Amazon By Sebastião Salgado

Starting July 19th, the Museum of Tomorrow will host the exhibition “Amazon” by Sebastião Salgado, conceived and curated by Lélia Wanick Salgado. Until January 29th, the public can view 194 breathtaking photographs. The exhibition features grand, dazzling, and sometimes overwhelming views of the forest, rivers, clouds, and mountains.

There is the beauty and strength of indigenous peoples in their daily lives and celebrations, with artifacts, communal spaces, and expressions of a myriad of civilizations integrated into the environment. And there is the depiction of trees, animals, riverbanks, floodplains, and clearings. In the immensity and detail, in the powerful interplay of mineral, plant, and animal life, Sebastião Salgado's phrase resonates: "These are not landscapes. It is the biome." It is the whole.

The Amazon exhibition is the result of seven years of immersion by Sebastião and Lélia Wanick Salgado in the region that covers northern Brazil and extends to eight other South American countries, occupying a third of the continent; and 60% of the Amazon is in Brazil. The largest tropical rainforest on the planet, translated through the lenses and set design of the Salgados, becomes an invitation to information, reflection, and action in defense of the ecosystem essential to life on the planet. “When designing ‘Amazon,’ I wanted to create an environment where the visitor would feel inside the forest, integrate with its exuberant vegetation and with the daily life of the local populations,” comments Lélia.

Captured by air, land, and water, the images – practically all previously unseen – distributed across thematic sections, reveal the refinement and ingenuity of the region's peoples, some of whom have had very little contact – in 1500 they numbered 5 million individuals, and today they are reduced to less than 400,000. "Throughout the Amazon, the cultural sophistication [of the peoples] is colossal," says Salgado, who documented 12 ethnic groups (out of the nearly 200 remaining) for this exhibition.

The voice of Amerindian communities, in fact, can be effectively heard in seven videos that present testimonies from indigenous leaders, without intermediaries. These are impactful accounts about the importance of the land, the rivers, the Amazon rainforest, and the serious problems that threaten, among other things, the survival of individuals and ethnic groups. “This exhibition aims to fuel the debate about the future of the Amazon rainforest. It is something that must be done with the participation of everyone on the planet, together with indigenous organizations,” argues Sebastião Salgado.

In the exhibition space, the sound environment complements the view of the photographs with an original soundtrack by the Frenchman Jean-Michel Jarre, created at the request of the Salgado family based on the sounds of the forest.

The exhibition also features two spaces with photographic projections.

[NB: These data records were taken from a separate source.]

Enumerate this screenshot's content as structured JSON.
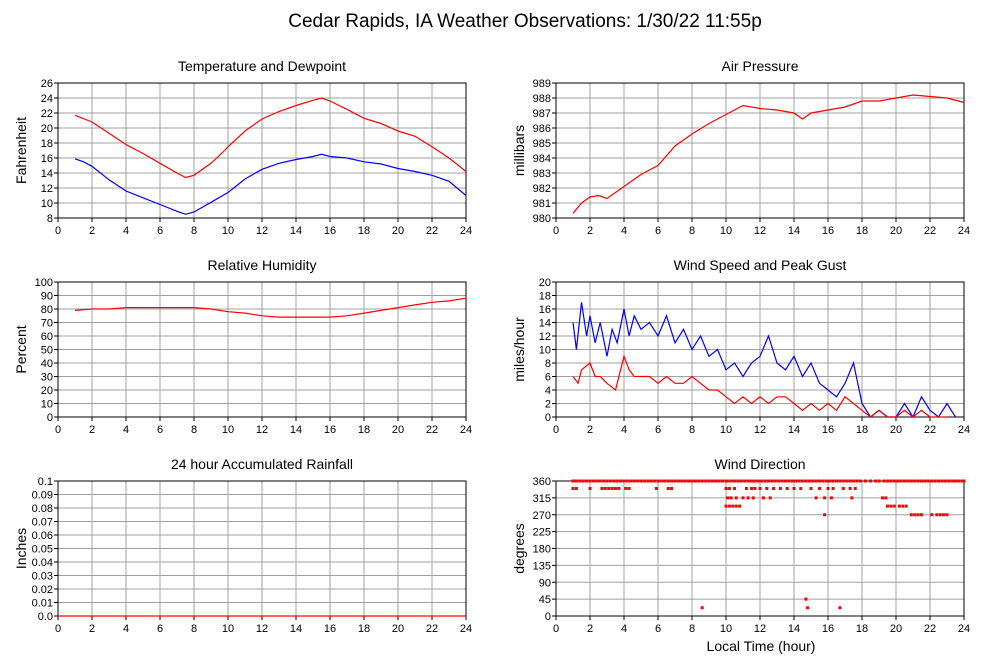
{
  "page_title": "Cedar Rapids, IA Weather Observations: 1/30/22 11:55p",
  "x_axis_label": "Local Time (hour)",
  "colors": {
    "red": "#ff0000",
    "blue": "#0000ff",
    "grid": "#a0a0a0"
  },
  "chart_data": [
    {
      "id": "temp",
      "type": "line",
      "title": "Temperature and Dewpoint",
      "xlabel": "",
      "ylabel": "Fahrenheit",
      "xlim": [
        0,
        24
      ],
      "ylim": [
        8,
        26
      ],
      "xticks": [
        0,
        2,
        4,
        6,
        8,
        10,
        12,
        14,
        16,
        18,
        20,
        22,
        24
      ],
      "yticks": [
        8,
        10,
        12,
        14,
        16,
        18,
        20,
        22,
        24,
        26
      ],
      "grid": true,
      "series": [
        {
          "color": "#ff0000",
          "x": [
            1,
            2,
            3,
            4,
            5,
            6,
            7,
            7.5,
            8,
            9,
            9.8,
            10,
            11,
            12,
            13,
            14,
            15,
            15.5,
            16,
            17,
            18,
            19,
            20,
            21,
            22,
            23,
            24
          ],
          "y": [
            21.7,
            20.8,
            19.3,
            17.8,
            16.6,
            15.3,
            14.0,
            13.4,
            13.7,
            15.3,
            17.0,
            17.5,
            19.6,
            21.2,
            22.2,
            23.0,
            23.7,
            24.0,
            23.6,
            22.5,
            21.3,
            20.6,
            19.6,
            18.9,
            17.5,
            16.0,
            14.2
          ]
        },
        {
          "color": "#0000ff",
          "x": [
            1,
            1.5,
            2,
            3,
            4,
            5,
            6,
            7,
            7.5,
            8,
            9,
            10,
            11,
            12,
            13,
            14,
            15,
            15.5,
            16,
            17,
            18,
            19,
            20,
            21,
            22,
            23,
            24
          ],
          "y": [
            15.9,
            15.5,
            14.9,
            13.1,
            11.6,
            10.7,
            9.8,
            8.9,
            8.5,
            8.8,
            10.1,
            11.4,
            13.2,
            14.5,
            15.3,
            15.8,
            16.2,
            16.5,
            16.2,
            16.0,
            15.5,
            15.2,
            14.6,
            14.2,
            13.7,
            12.9,
            11.0
          ]
        }
      ]
    },
    {
      "id": "pressure",
      "type": "line",
      "title": "Air Pressure",
      "xlabel": "",
      "ylabel": "millibars",
      "xlim": [
        0,
        24
      ],
      "ylim": [
        980,
        989
      ],
      "xticks": [
        0,
        2,
        4,
        6,
        8,
        10,
        12,
        14,
        16,
        18,
        20,
        22,
        24
      ],
      "yticks": [
        980,
        981,
        982,
        983,
        984,
        985,
        986,
        987,
        988,
        989
      ],
      "grid": true,
      "series": [
        {
          "color": "#ff0000",
          "x": [
            1,
            1.5,
            2,
            2.5,
            3,
            4,
            5,
            6,
            7,
            8,
            9,
            10,
            11,
            12,
            13,
            14,
            14.5,
            15,
            16,
            17,
            18,
            19,
            20,
            21,
            22,
            23,
            24
          ],
          "y": [
            980.3,
            981.0,
            981.4,
            981.5,
            981.3,
            982.1,
            982.9,
            983.5,
            984.8,
            985.6,
            986.3,
            986.9,
            987.5,
            987.3,
            987.2,
            987.0,
            986.6,
            987.0,
            987.2,
            987.4,
            987.8,
            987.8,
            988.0,
            988.2,
            988.1,
            988.0,
            987.7
          ]
        }
      ]
    },
    {
      "id": "humidity",
      "type": "line",
      "title": "Relative Humidity",
      "xlabel": "",
      "ylabel": "Percent",
      "xlim": [
        0,
        24
      ],
      "ylim": [
        0,
        100
      ],
      "xticks": [
        0,
        2,
        4,
        6,
        8,
        10,
        12,
        14,
        16,
        18,
        20,
        22,
        24
      ],
      "yticks": [
        0,
        10,
        20,
        30,
        40,
        50,
        60,
        70,
        80,
        90,
        100
      ],
      "grid": true,
      "series": [
        {
          "color": "#ff0000",
          "x": [
            1,
            2,
            3,
            4,
            5,
            6,
            7,
            8,
            9,
            10,
            11,
            12,
            13,
            14,
            15,
            16,
            17,
            18,
            19,
            20,
            21,
            22,
            23,
            24
          ],
          "y": [
            79,
            80,
            80,
            81,
            81,
            81,
            81,
            81,
            80,
            78,
            77,
            75,
            74,
            74,
            74,
            74,
            75,
            77,
            79,
            81,
            83,
            85,
            86,
            88
          ]
        }
      ]
    },
    {
      "id": "wind",
      "type": "line",
      "title": "Wind Speed and Peak Gust",
      "xlabel": "",
      "ylabel": "miles/hour",
      "xlim": [
        0,
        24
      ],
      "ylim": [
        0,
        20
      ],
      "xticks": [
        0,
        2,
        4,
        6,
        8,
        10,
        12,
        14,
        16,
        18,
        20,
        22,
        24
      ],
      "yticks": [
        0,
        2,
        4,
        6,
        8,
        10,
        12,
        14,
        16,
        18,
        20
      ],
      "grid": true,
      "series": [
        {
          "color": "#0000ff",
          "x": [
            1,
            1.2,
            1.5,
            1.8,
            2,
            2.3,
            2.6,
            3,
            3.3,
            3.6,
            4,
            4.3,
            4.6,
            5,
            5.5,
            6,
            6.5,
            7,
            7.5,
            8,
            8.5,
            9,
            9.5,
            10,
            10.5,
            11,
            11.5,
            12,
            12.5,
            13,
            13.5,
            14,
            14.5,
            15,
            15.5,
            16,
            16.5,
            17,
            17.5,
            18,
            18.5,
            19,
            19.5,
            20,
            20.5,
            21,
            21.5,
            22,
            22.5,
            23,
            23.5
          ],
          "y": [
            14,
            10,
            17,
            12,
            15,
            11,
            14,
            9,
            13,
            11,
            16,
            12,
            15,
            13,
            14,
            12,
            15,
            11,
            13,
            10,
            12,
            9,
            10,
            7,
            8,
            6,
            8,
            9,
            12,
            8,
            7,
            9,
            6,
            8,
            5,
            4,
            3,
            5,
            8,
            2,
            0,
            1,
            0,
            0,
            2,
            0,
            3,
            1,
            0,
            2,
            0
          ]
        },
        {
          "color": "#ff0000",
          "x": [
            1,
            1.3,
            1.5,
            2,
            2.3,
            2.6,
            3,
            3.5,
            4,
            4.3,
            4.6,
            5,
            5.5,
            6,
            6.5,
            7,
            7.5,
            8,
            8.5,
            9,
            9.5,
            10,
            10.5,
            11,
            11.5,
            12,
            12.5,
            13,
            13.5,
            14,
            14.5,
            15,
            15.5,
            16,
            16.5,
            17,
            17.5,
            18,
            18.5,
            19,
            19.5,
            20,
            20.5,
            21,
            21.5,
            22,
            22.5,
            23
          ],
          "y": [
            6,
            5,
            7,
            8,
            6,
            6,
            5,
            4,
            9,
            7,
            6,
            6,
            6,
            5,
            6,
            5,
            5,
            6,
            5,
            4,
            4,
            3,
            2,
            3,
            2,
            3,
            2,
            3,
            3,
            2,
            1,
            2,
            1,
            2,
            1,
            3,
            2,
            1,
            0,
            1,
            0,
            0,
            1,
            0,
            1,
            0,
            0,
            0
          ]
        }
      ]
    },
    {
      "id": "rain",
      "type": "line",
      "title": "24 hour Accumulated Rainfall",
      "xlabel": "",
      "ylabel": "Inches",
      "xlim": [
        0,
        24
      ],
      "ylim": [
        0,
        0.1
      ],
      "xticks": [
        0,
        2,
        4,
        6,
        8,
        10,
        12,
        14,
        16,
        18,
        20,
        22,
        24
      ],
      "yticks": [
        "0.0",
        "0.01",
        "0.02",
        "0.03",
        "0.04",
        "0.05",
        "0.06",
        "0.07",
        "0.08",
        "0.09",
        "0.1"
      ],
      "grid": true,
      "series": [
        {
          "color": "#ff0000",
          "x": [
            0,
            24
          ],
          "y": [
            0,
            0
          ]
        }
      ]
    },
    {
      "id": "direction",
      "type": "scatter",
      "title": "Wind Direction",
      "xlabel": "Local Time (hour)",
      "ylabel": "degrees",
      "xlim": [
        0,
        24
      ],
      "ylim": [
        0,
        360
      ],
      "xticks": [
        0,
        2,
        4,
        6,
        8,
        10,
        12,
        14,
        16,
        18,
        20,
        22,
        24
      ],
      "yticks": [
        0,
        45,
        90,
        135,
        180,
        225,
        270,
        315,
        360
      ],
      "grid": true,
      "series": [
        {
          "color": "#ff0000",
          "x": [
            1.0,
            1.1,
            1.2,
            1.4,
            1.6,
            1.8,
            2.0,
            2.2,
            2.4,
            2.6,
            2.8,
            3.0,
            3.2,
            3.4,
            3.6,
            3.8,
            4.0,
            4.2,
            4.4,
            4.6,
            4.8,
            5.0,
            5.2,
            5.4,
            5.6,
            5.8,
            6.0,
            6.2,
            6.4,
            6.6,
            6.8,
            7.0,
            7.2,
            7.4,
            7.6,
            7.8,
            8.0,
            8.2,
            8.4,
            8.6,
            8.8,
            9.0,
            9.2,
            9.4,
            9.6,
            9.8,
            10.0,
            10.1,
            10.3,
            10.5,
            10.7,
            10.9,
            11.1,
            11.3,
            11.5,
            11.7,
            11.9,
            12.1,
            12.3,
            12.5,
            12.7,
            12.9,
            13.1,
            13.3,
            13.5,
            13.7,
            13.9,
            14.1,
            14.3,
            14.5,
            14.7,
            14.9,
            15.1,
            15.3,
            15.5,
            15.7,
            15.9,
            16.1,
            16.3,
            16.5,
            16.7,
            16.9,
            17.1,
            17.3,
            17.5,
            17.7,
            17.9,
            18.2,
            18.5,
            18.8,
            19.0,
            19.3,
            19.5,
            19.7,
            19.9,
            20.1,
            20.3,
            20.5,
            20.7,
            20.9,
            21.1,
            21.3,
            21.5,
            21.7,
            21.9,
            22.1,
            22.3,
            22.5,
            22.7,
            22.9,
            23.1,
            23.3,
            23.5,
            23.7,
            23.9,
            24.0,
            1.0,
            1.2,
            2.0,
            2.7,
            2.9,
            3.1,
            3.3,
            3.5,
            3.7,
            4.1,
            4.3,
            5.9,
            6.6,
            6.8,
            10.0,
            10.2,
            10.5,
            11.2,
            11.5,
            11.7,
            12.0,
            12.4,
            12.8,
            13.2,
            13.6,
            14.0,
            14.4,
            15.0,
            15.5,
            16.0,
            16.3,
            16.9,
            17.3,
            17.6,
            10.1,
            10.3,
            10.6,
            11.0,
            11.3,
            11.6,
            12.2,
            12.6,
            15.3,
            15.8,
            16.2,
            17.4,
            19.2,
            19.4,
            10.0,
            10.2,
            10.4,
            10.6,
            10.8,
            19.5,
            19.7,
            19.9,
            20.2,
            20.4,
            20.6,
            15.8,
            20.9,
            21.1,
            21.3,
            21.5,
            22.1,
            22.4,
            22.6,
            22.8,
            23.0,
            8.6,
            14.7,
            14.8,
            16.7
          ],
          "y": [
            360,
            360,
            360,
            360,
            360,
            360,
            360,
            360,
            360,
            360,
            360,
            360,
            360,
            360,
            360,
            360,
            360,
            360,
            360,
            360,
            360,
            360,
            360,
            360,
            360,
            360,
            360,
            360,
            360,
            360,
            360,
            360,
            360,
            360,
            360,
            360,
            360,
            360,
            360,
            360,
            360,
            360,
            360,
            360,
            360,
            360,
            360,
            360,
            360,
            360,
            360,
            360,
            360,
            360,
            360,
            360,
            360,
            360,
            360,
            360,
            360,
            360,
            360,
            360,
            360,
            360,
            360,
            360,
            360,
            360,
            360,
            360,
            360,
            360,
            360,
            360,
            360,
            360,
            360,
            360,
            360,
            360,
            360,
            360,
            360,
            360,
            360,
            360,
            360,
            360,
            360,
            360,
            360,
            360,
            360,
            360,
            360,
            360,
            360,
            360,
            360,
            360,
            360,
            360,
            360,
            360,
            360,
            360,
            360,
            360,
            360,
            360,
            360,
            360,
            360,
            360,
            340,
            340,
            340,
            340,
            340,
            340,
            340,
            340,
            340,
            340,
            340,
            340,
            340,
            340,
            340,
            340,
            340,
            340,
            340,
            340,
            340,
            340,
            340,
            340,
            340,
            340,
            340,
            340,
            340,
            340,
            340,
            340,
            340,
            340,
            315,
            315,
            315,
            315,
            315,
            315,
            315,
            315,
            315,
            315,
            315,
            315,
            315,
            315,
            293,
            293,
            293,
            293,
            293,
            293,
            293,
            293,
            293,
            293,
            293,
            270,
            270,
            270,
            270,
            270,
            270,
            270,
            270,
            270,
            270,
            22,
            45,
            22,
            22
          ]
        }
      ]
    }
  ]
}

One shows forest landscapes accompanied by the symphonic poem Erosion - Origin of the Amazon River, by Heitor Villa-Lobos (1887-1959); the other presents a sequence of portraits of indigenous people, set to a musical piece specially composed by Rodolfo Stroeter.

These images are a testament to what still exists and a warning about the terrible possibility of the disappearance of life and nature. To overcome extermination and destruction, information, participation, and engagement are the duty of everyone, across the entire planet.

Ricardo Piquet, CEO of the Museum of Tomorrow, emphasizes that the institution is in tune with the theme: "In 2022, the Museum of Tomorrow gives prominence to the Amazon through diverse programming ranging from exhibitions to debates. We aim to contribute to raising awareness of the importance of conserving the biome and the intangible heritage of the region. It is an honor to be able to bring to our public this unmissable exhibition by Sebastião Salgado, which opened a global path for the protection of the indigenous peoples of the Amazon. It is impressive to be able to see his perspective, which brings us a rich and little-known vision of the forest and its peoples."

Terra Institute

At the end of the exhibition, visitors can explore the Instituto Terra in the space dedicated to the spectacular work of Lélia and Sebastião Salgado, which began in 1998 and involved the reforestation of approximately 600 hectares of Atlantic Forest in Aimorés (MG), planting millions of seedlings of endangered trees.

In addition to replanting and restoring the area – the land, the vegetation, the vital springs that ensure the continuity of life – the Institute trains specialized labor, empowering young ecologists to protect and conserve the region's biodiversity. And, of course, to replicate the project throughout Brazil. Currently, the project is exclusively sponsored by Zurich and aims to plant 1 million trees by 2028.